The thing about the Beatles - and the Stones, as well, really - is that, in the course of their artistic careers, they were allowed to change, and change dramatically. If you listen to something like She Loves You and follow it almost immediately with Blue Jay Way or Within You Without You (or, for the Stones fan, compare Satisfaction with Emotional Rescue) you struggle a bit to remember that you're listening to the same band. Whereas if you took the first Oasis album and the last one and stuck the two on shuffle, anyone who wasn't fairly dedicated to the band would probably struggle to say which track came from which album and not from any of the ones in between.
Nowadays, nearly any band that gets listened to widely for more than a couple of years' worth of music-producing seems to produce nothing more than slightly-twiddled versions of the hit single and the not-quite-such-a-hit single, over and over again. If you started out as Goths, Goths you must remain - coming up with a bit of ska or Britpop or classic disco will get you nothing more than a smack on the head from the record company. If you want to do something a bit different to the Thing You Do, you have to run off and do it in your own time, usually with someone other than your regular bandmates, and you often have to give yourself a different name.

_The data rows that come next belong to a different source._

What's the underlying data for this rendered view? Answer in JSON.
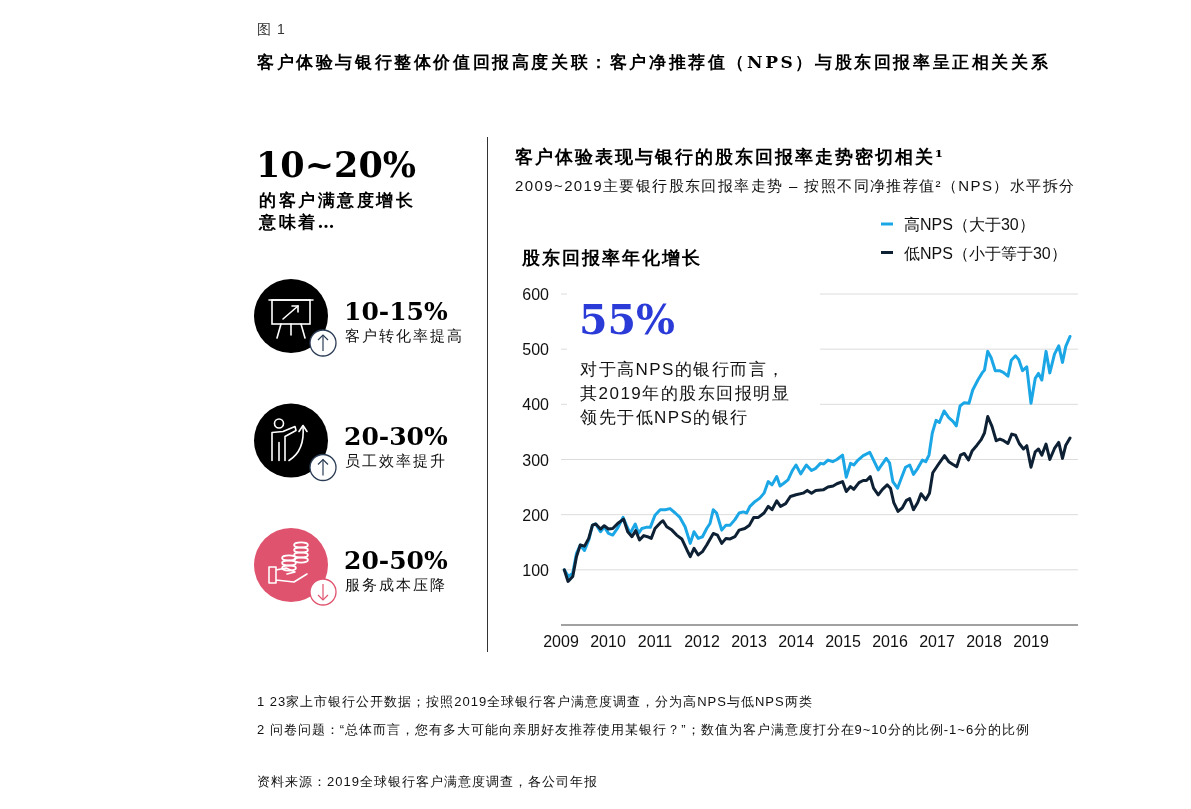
{
  "chart_data": [
    {
      "type": "other",
      "title": "10~20%",
      "subtitle": "的客户满意度增长意味着…",
      "annotations": [
        "图 1",
        "客户体验与银行整体价值回报高度关联：客户净推荐值（NPS）与股东回报率呈正相关关系",
        "10-15%",
        "客户转化率提高",
        "20-30%",
        "员工效率提升",
        "20-50%",
        "服务成本压降"
      ]
    },
    {
      "type": "line",
      "title": "客户体验表现与银行的股东回报率走势密切相关¹",
      "subtitle": "2009~2019主要银行股东回报率走势 – 按照不同净推荐值²（NPS）水平拆分",
      "ylabel": "股东回报率年化增长",
      "xlim": [
        2009,
        2020
      ],
      "xticks": [
        2009,
        2010,
        2011,
        2012,
        2013,
        2014,
        2015,
        2016,
        2017,
        2018,
        2019
      ],
      "ylim": [
        0,
        600
      ],
      "yticks": [
        100,
        200,
        300,
        400,
        500,
        600
      ],
      "grid": "y",
      "legend": "top right",
      "series": [
        {
          "name": "高NPS（大于30）",
          "color": "#1ba6e6",
          "x": [
            2009.07,
            2009.16,
            2009.25,
            2009.33,
            2009.41,
            2009.5,
            2009.59,
            2009.67,
            2009.74,
            2009.84,
            2009.92,
            2010.01,
            2010.1,
            2010.2,
            2010.32,
            2010.39,
            2010.47,
            2010.58,
            2010.65,
            2010.72,
            2010.81,
            2010.9,
            2011.0,
            2011.11,
            2011.22,
            2011.32,
            2011.43,
            2011.53,
            2011.64,
            2011.75,
            2011.83,
            2011.92,
            2012.01,
            2012.1,
            2012.17,
            2012.24,
            2012.31,
            2012.42,
            2012.51,
            2012.6,
            2012.7,
            2012.79,
            2012.88,
            2012.95,
            2013.02,
            2013.13,
            2013.23,
            2013.32,
            2013.41,
            2013.49,
            2013.59,
            2013.66,
            2013.74,
            2013.83,
            2013.93,
            2014.0,
            2014.1,
            2014.22,
            2014.33,
            2014.42,
            2014.52,
            2014.59,
            2014.68,
            2014.78,
            2014.87,
            2014.99,
            2015.07,
            2015.16,
            2015.23,
            2015.32,
            2015.43,
            2015.57,
            2015.65,
            2015.75,
            2015.82,
            2015.92,
            2015.99,
            2016.06,
            2016.16,
            2016.24,
            2016.33,
            2016.42,
            2016.5,
            2016.59,
            2016.69,
            2016.76,
            2016.83,
            2016.9,
            2016.98,
            2017.05,
            2017.15,
            2017.25,
            2017.34,
            2017.41,
            2017.49,
            2017.58,
            2017.68,
            2017.76,
            2017.87,
            2017.96,
            2018.01,
            2018.08,
            2018.15,
            2018.24,
            2018.33,
            2018.41,
            2018.51,
            2018.58,
            2018.67,
            2018.74,
            2018.82,
            2018.91,
            2019.0,
            2019.09,
            2019.16,
            2019.23,
            2019.32,
            2019.4,
            2019.5,
            2019.59,
            2019.67,
            2019.74,
            2019.83
          ],
          "values": [
            100,
            88,
            94,
            130,
            145,
            135,
            154,
            181,
            183,
            169,
            178,
            166,
            163,
            175,
            195,
            181,
            166,
            183,
            166,
            175,
            177,
            177,
            199,
            209,
            209,
            211,
            203,
            195,
            178,
            148,
            169,
            157,
            160,
            175,
            184,
            209,
            203,
            172,
            181,
            181,
            191,
            203,
            205,
            203,
            215,
            224,
            230,
            239,
            260,
            254,
            269,
            252,
            257,
            263,
            281,
            290,
            274,
            290,
            280,
            284,
            293,
            292,
            299,
            296,
            300,
            308,
            268,
            293,
            290,
            299,
            307,
            313,
            299,
            281,
            290,
            302,
            294,
            260,
            248,
            266,
            286,
            290,
            273,
            284,
            299,
            296,
            308,
            348,
            371,
            367,
            388,
            376,
            369,
            361,
            397,
            403,
            402,
            426,
            444,
            457,
            462,
            496,
            485,
            461,
            461,
            458,
            451,
            480,
            488,
            481,
            461,
            468,
            402,
            447,
            456,
            444,
            496,
            457,
            491,
            506,
            476,
            505,
            523
          ]
        },
        {
          "name": "低NPS（小于等于30）",
          "color": "#0e2134",
          "x": [
            2009.07,
            2009.15,
            2009.25,
            2009.33,
            2009.41,
            2009.5,
            2009.59,
            2009.67,
            2009.74,
            2009.84,
            2009.92,
            2010.01,
            2010.1,
            2010.22,
            2010.33,
            2010.42,
            2010.51,
            2010.59,
            2010.67,
            2010.76,
            2010.84,
            2010.92,
            2011.0,
            2011.11,
            2011.17,
            2011.25,
            2011.36,
            2011.46,
            2011.57,
            2011.68,
            2011.75,
            2011.83,
            2011.92,
            2012.01,
            2012.1,
            2012.24,
            2012.33,
            2012.42,
            2012.51,
            2012.6,
            2012.7,
            2012.79,
            2012.91,
            2013.01,
            2013.1,
            2013.2,
            2013.32,
            2013.41,
            2013.49,
            2013.59,
            2013.67,
            2013.78,
            2013.88,
            2014.0,
            2014.15,
            2014.24,
            2014.33,
            2014.42,
            2014.58,
            2014.68,
            2014.79,
            2014.87,
            2014.99,
            2015.07,
            2015.16,
            2015.23,
            2015.34,
            2015.43,
            2015.5,
            2015.58,
            2015.65,
            2015.75,
            2015.84,
            2015.94,
            2016.01,
            2016.08,
            2016.17,
            2016.26,
            2016.35,
            2016.42,
            2016.5,
            2016.59,
            2016.66,
            2016.76,
            2016.84,
            2016.91,
            2017.02,
            2017.16,
            2017.25,
            2017.34,
            2017.42,
            2017.5,
            2017.58,
            2017.67,
            2017.75,
            2017.85,
            2017.94,
            2018.01,
            2018.08,
            2018.17,
            2018.26,
            2018.34,
            2018.42,
            2018.51,
            2018.59,
            2018.67,
            2018.75,
            2018.84,
            2018.91,
            2019.0,
            2019.09,
            2019.16,
            2019.23,
            2019.32,
            2019.4,
            2019.5,
            2019.59,
            2019.67,
            2019.74,
            2019.83
          ],
          "values": [
            100,
            79,
            88,
            124,
            145,
            143,
            157,
            181,
            183,
            174,
            180,
            174,
            175,
            185,
            192,
            169,
            160,
            171,
            154,
            162,
            160,
            157,
            175,
            185,
            189,
            178,
            172,
            163,
            156,
            136,
            124,
            139,
            127,
            133,
            145,
            166,
            163,
            148,
            157,
            156,
            160,
            172,
            175,
            181,
            195,
            195,
            203,
            215,
            209,
            225,
            215,
            220,
            233,
            236,
            239,
            244,
            239,
            244,
            245,
            250,
            252,
            256,
            260,
            242,
            251,
            246,
            258,
            262,
            262,
            269,
            248,
            236,
            246,
            254,
            248,
            222,
            206,
            212,
            226,
            229,
            209,
            222,
            238,
            227,
            239,
            276,
            290,
            307,
            296,
            291,
            287,
            308,
            311,
            299,
            316,
            326,
            336,
            348,
            378,
            360,
            334,
            337,
            334,
            329,
            346,
            344,
            329,
            319,
            325,
            286,
            314,
            319,
            308,
            328,
            300,
            320,
            331,
            302,
            326,
            339
          ]
        }
      ],
      "annotations": [
        "55%",
        "对于高NPS的银行而言，其2019年的股东回报明显领先于低NPS的银行",
        "1 23家上市银行公开数据；按照2019全球银行客户满意度调查，分为高NPS与低NPS两类",
        "2 问卷问题：“总体而言，您有多大可能向亲朋好友推荐使用某银行？”；数值为客户满意度打分在9~10分的比例-1~6分的比例",
        "资料来源：2019全球银行客户满意度调查，各公司年报"
      ]
    }
  ]
}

Similar restrictions seem to apply to writers, as this blogpost from erotic writer Janine Ashbless shows. It seems to apply in particular to writers of erotic material - as recently as 1996 a how-to manual was advising authors to have a 'separate pen name' for their filth, though this was more on the grounds that writing about sex in an enjoyable, arousing way was something you were supposed to fence off from your 'proper' writing. But the current trend seems to be that if you write erotica, you're supposed to stay in a little tiny box appropriate to the type of erotica you write. So if your first widely-read book featured predominantly BDSM, or LGBT, if you want to write about spanking or polyamory, you need to change your pen name. And if you have sold a few books under the branding banner of 'hot romance' and you want to add a bit more group sex or fisting to your next one, it's better to give yourself a new identity, or your regular readers will shit the bed and pass out.
What irritates me is that I don't actually think the majority of people who like to read books *are* this stupid and stubborn. I think that (again, particularly with regard to erotica) a lot of the publishers are the ones who think the readers are dimwits who have to be peddled the same thing over and over again, and that people who read books - and come on, readers are basically the top of the food chain - are quite capable of enjoying something that isn't just the same as the last thing they read.